Photo: U.S. Air Force photo by Airman 1st Class Kyle Gese, via Wikipedia
Most of us probably know a 11-year-old who blew their whole allowance on a pack of Pokemon cards back in the day… but blowing stacks of cash on Pokemon cards isn’t just for pre-teens anymore.
In recent years, fractional investment — which enables numerous investors to buy a stake in the same asset — has become more popular.
Several startups offer marketplaces that allow people to invest a few bucks in partial ownership of everything from Star Wars collectibles to sneakers.

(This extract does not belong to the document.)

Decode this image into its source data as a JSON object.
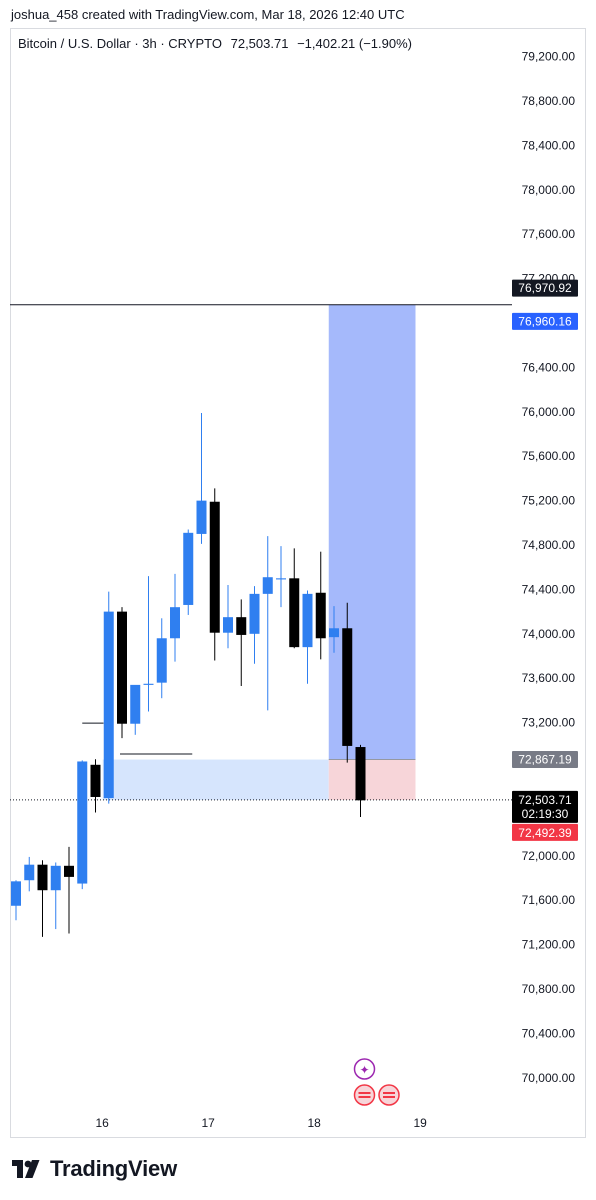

Alternative asset marketplaces are growing fast
Last week, one startup called Mythic Markets raised $2m to expand its marketplace for rare collectibles (for just $45, investors can purchase a piece of a Magic: The Gathering card that’s worth $90k).
But Mythic Markets is just one of several startups specializing in fractional ownership of collectibles.
A startup called Otis offers investments in museums, albums, sneakers, and comic books starting at just $25, and other startups offer fractional ownership of everything from cars to homes.
So, are these investments as risky as they seem?
Actually, no: Mythic Markets, Otis, and most fractional investment startups only offer securities that are backed by the SEC — and the SEC backs comic books, sci-fi trinkets, and even e-sports teams.
If you’re wondering where in the name of Charizard fractional investing came from: It all started with vacation-style timeshares…
Maybe you and your Uncle Jerry are pretty similar, after all.